Ministry on the streets is different always... It's almost impossible to plan anything more than a few hours in advance, and weekly schedules are pretty much impractical. Even the kids who are borderline-off the streets... their lives are so full of mini-crises that it makes weekly schedules next to impossible to keep.
People come and go... backpackers, volunteers, missionaries... You learn to love people and enjoy the time you have until life sends them elsewhere and new folks arrive. And if you let your guard down a little, the beautiful medley of people who pass through here, who've experienced life from a different angle, will enrich and refine your worldview.
This all works well for me. I thrive on change and find myself dreadfully bored with consistency.
A work update:
I've been spending more time out on the streets lately... The group of kids that I've been working with for about 3 years now has scattered all over the city.

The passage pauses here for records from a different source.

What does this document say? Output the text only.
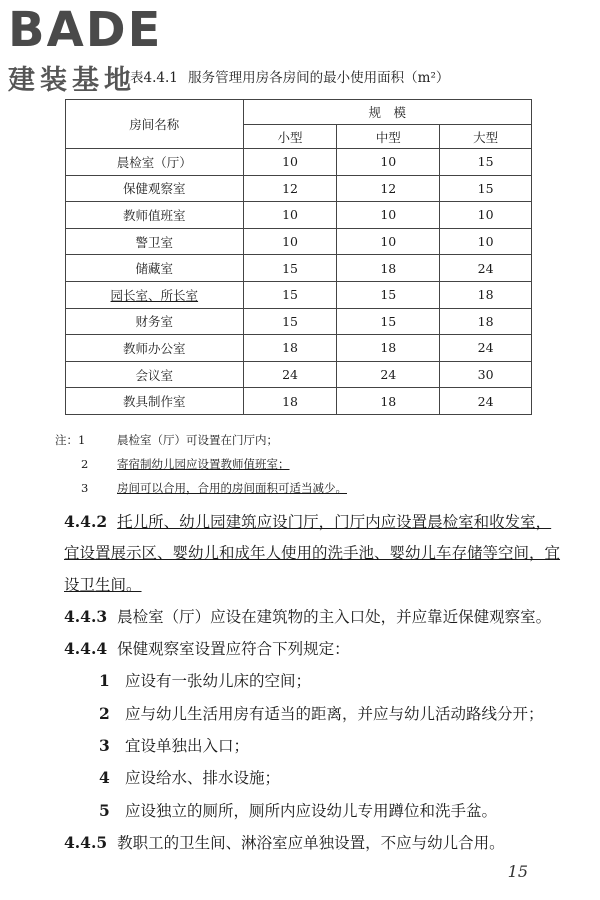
BADE
建装基地
表4.4.1 服务管理用房各房间的最小使用面积（m²）
房间名称	规　模		
	小型	中型	大型
晨检室（厅）	10	10	15
保健观察室	12	12	15
教师值班室	10	10	10
警卫室	10	10	10
储藏室	15	18	24
园长室、所长室	15	15	18
财务室	15	15	18
教师办公室	18	18	24
会议室	24	24	30
教具制作室	18	18	24
注：1	晨检室（厅）可设置在门厅内；
2	寄宿制幼儿园应设置教师值班室；
3	房间可以合用，合用的房间面积可适当减少。

4.4.2 托儿所、幼儿园建筑应设门厅，门厅内应设置晨检室和收发室，宜设置展示区、婴幼儿和成年人使用的洗手池、婴幼儿车存储等空间，宜设卫生间。

4.4.3 晨检室（厅）应设在建筑物的主入口处，并应靠近保健观察室。

4.4.4 保健观察室设置应符合下列规定：

1 应设有一张幼儿床的空间；

2 应与幼儿生活用房有适当的距离，并应与幼儿活动路线分开；

3 宜设单独出入口；

4 应设给水、排水设施；

5 应设独立的厕所，厕所内应设幼儿专用蹲位和洗手盆。

4.4.5 教职工的卫生间、淋浴室应单独设置，不应与幼儿合用。

15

So I'm now visiting groups at different bridges and parks all over town... It's so much more work... I've been bringing a couple of Canadian girls along with me a few days a week. They're both thinking about the possibility of coming back to live at Casa Koinonia early next year to join me in working with the street kids.
The couples with the babies are doing okay... Not good or bad, just okay. They come to the house several times a week... I spend a lot of time counseling them because there seems to be a new problem every week. But every time I plan a Bible study/discipleship thing with the girls, something comes up... a fight, a sick baby, a family crisis... It's so clearly the devil fighting against us...

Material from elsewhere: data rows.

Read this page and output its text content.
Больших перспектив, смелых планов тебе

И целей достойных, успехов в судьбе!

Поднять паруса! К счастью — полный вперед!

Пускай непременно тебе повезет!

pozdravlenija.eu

My cleaning lady and teenage daughters are going through some really difficult times. They moved into Casa Koinonia in February, and I've been helping to support them. They needed to get away from a horrible husband/father, but the situation continues to get more complicated... The girls are dealing with pretty severe depression... Miriam is fighting hard to adapt to a new and more independent life, but it's a serious struggle...
So everyday is different, and it's so hard to measure progress. I'm trying to set small goals... to have something sort of specific to be working towards. But people's lives are messy... I think it's really just a matter of being able to go with the flow while staying connected to the leading of the Holy Spirit... Without his guidance, the street kids would end up running my life.
(Have you seen the photo albums on the right side of this page???)
(Have you seen the photo albums on the right side of this page???)
2 comments:
these Fathers/husbands most with little education and having kind of hard or low wage jobs force family's members to work as pedlar or soheshines and some even worse let the kids in the streets to live and survive by themself. actually now in bolivia with double economic problems i hope it just not gonna raise.
Amy you are in my prayers.... God be with you sister! Remember to always look UP before you go forward. Times are tough we say but we couldn't survive one week where your at... May God bless your sacrifice!!